Many ambulances are waiting outside hospitals for several hours to transfer their patients. This means workers are forced to spend extended times inside their vehicle, often with people who are very sick.
But paramedics and technicians are routinely only equipped with surgical masks or in some cases “FFP2” face masks, which are designed to offer only moderate protection.
Surgical masks do not completely seal the face, meaning that workers can breathe in air that has been circulating inside their ambulance. Though FFP2 masks are an improvement, they do not filter as many particles as the FFP3 mask that ambulance workers have been demanding.
“The higher grade FFP3 respirators we should be using are currently reserved only for procedures where there is a danger of infectious aerosol transmission,” the paramedic said.
“That might reflect Public Health England’s guidelines, but no one on the frontline thinks this is safe.
Virulent
“We now have a more virulent virus. If you are in the back of your truck for several hours, in an unventilated space with someone who is likely very infectious, there is clearly a greater risk.
“The danger is not only to us as workers, but also to our patients. What if we’ve got the virus asymptomatically and are waiting with a non-Covid 19 patient in an ambulance for a long time?
“There’s a real danger that we might pass it on to them, and I find that really worrying.
“It long past time that this guidance is changed.”
The point has been taken up by the College of Paramedics in a letter to Tory health secretary Matt Hancock.

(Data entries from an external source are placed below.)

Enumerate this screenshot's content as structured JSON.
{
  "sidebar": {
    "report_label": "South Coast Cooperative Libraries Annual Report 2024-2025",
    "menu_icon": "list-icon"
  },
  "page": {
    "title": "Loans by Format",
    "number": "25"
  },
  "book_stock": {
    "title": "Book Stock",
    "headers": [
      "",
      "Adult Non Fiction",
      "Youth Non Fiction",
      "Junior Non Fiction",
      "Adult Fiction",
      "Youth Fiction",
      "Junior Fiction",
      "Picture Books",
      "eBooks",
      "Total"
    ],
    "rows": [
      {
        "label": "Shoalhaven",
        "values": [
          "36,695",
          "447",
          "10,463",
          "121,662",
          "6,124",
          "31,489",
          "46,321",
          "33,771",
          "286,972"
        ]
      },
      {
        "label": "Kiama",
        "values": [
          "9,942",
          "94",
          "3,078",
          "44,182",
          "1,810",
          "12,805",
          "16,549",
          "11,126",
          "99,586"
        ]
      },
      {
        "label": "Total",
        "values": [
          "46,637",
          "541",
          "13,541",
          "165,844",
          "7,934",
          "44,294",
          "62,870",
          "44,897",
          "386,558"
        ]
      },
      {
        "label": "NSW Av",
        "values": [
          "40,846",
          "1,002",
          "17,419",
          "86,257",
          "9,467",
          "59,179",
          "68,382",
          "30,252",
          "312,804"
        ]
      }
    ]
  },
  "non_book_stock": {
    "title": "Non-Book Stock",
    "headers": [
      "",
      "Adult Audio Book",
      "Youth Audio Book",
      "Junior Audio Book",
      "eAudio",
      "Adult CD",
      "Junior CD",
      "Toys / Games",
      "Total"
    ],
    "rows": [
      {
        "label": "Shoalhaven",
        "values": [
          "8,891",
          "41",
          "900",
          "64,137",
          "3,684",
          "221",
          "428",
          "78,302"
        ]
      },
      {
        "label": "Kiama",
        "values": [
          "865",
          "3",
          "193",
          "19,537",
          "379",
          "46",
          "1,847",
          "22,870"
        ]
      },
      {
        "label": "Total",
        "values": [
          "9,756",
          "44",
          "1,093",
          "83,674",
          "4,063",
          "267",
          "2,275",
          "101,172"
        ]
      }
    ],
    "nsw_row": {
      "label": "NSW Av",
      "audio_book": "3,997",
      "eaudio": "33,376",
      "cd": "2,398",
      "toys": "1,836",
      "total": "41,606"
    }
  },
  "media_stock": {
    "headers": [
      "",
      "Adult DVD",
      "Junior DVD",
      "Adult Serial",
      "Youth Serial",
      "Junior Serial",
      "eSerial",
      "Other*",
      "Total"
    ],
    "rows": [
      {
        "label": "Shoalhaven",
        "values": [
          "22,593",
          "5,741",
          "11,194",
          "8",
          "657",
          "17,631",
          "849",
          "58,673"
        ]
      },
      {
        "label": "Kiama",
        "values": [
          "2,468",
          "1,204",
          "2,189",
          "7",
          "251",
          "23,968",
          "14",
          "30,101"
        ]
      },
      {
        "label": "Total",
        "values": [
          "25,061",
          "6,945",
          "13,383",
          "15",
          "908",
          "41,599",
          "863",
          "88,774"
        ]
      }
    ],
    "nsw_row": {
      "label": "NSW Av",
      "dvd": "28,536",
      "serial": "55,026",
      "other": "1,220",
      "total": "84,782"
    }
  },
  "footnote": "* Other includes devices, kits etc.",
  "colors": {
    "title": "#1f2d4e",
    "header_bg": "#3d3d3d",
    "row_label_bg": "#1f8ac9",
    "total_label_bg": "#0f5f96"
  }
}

It hopes that the department of health will see sense and both change the mask guidance and prioritise vaccinating ambulance workers.
Many health unions have since joined in with them.
But Hancock’s track record on protective equipment is at best shambolic—and at worst deadly.
Angry ambulance workers are piling pressure upon their managers and the top bosses of the service, demanding action.
Unions must be prepared to take action to ensure that their members stay safe while delivering the most vital of services.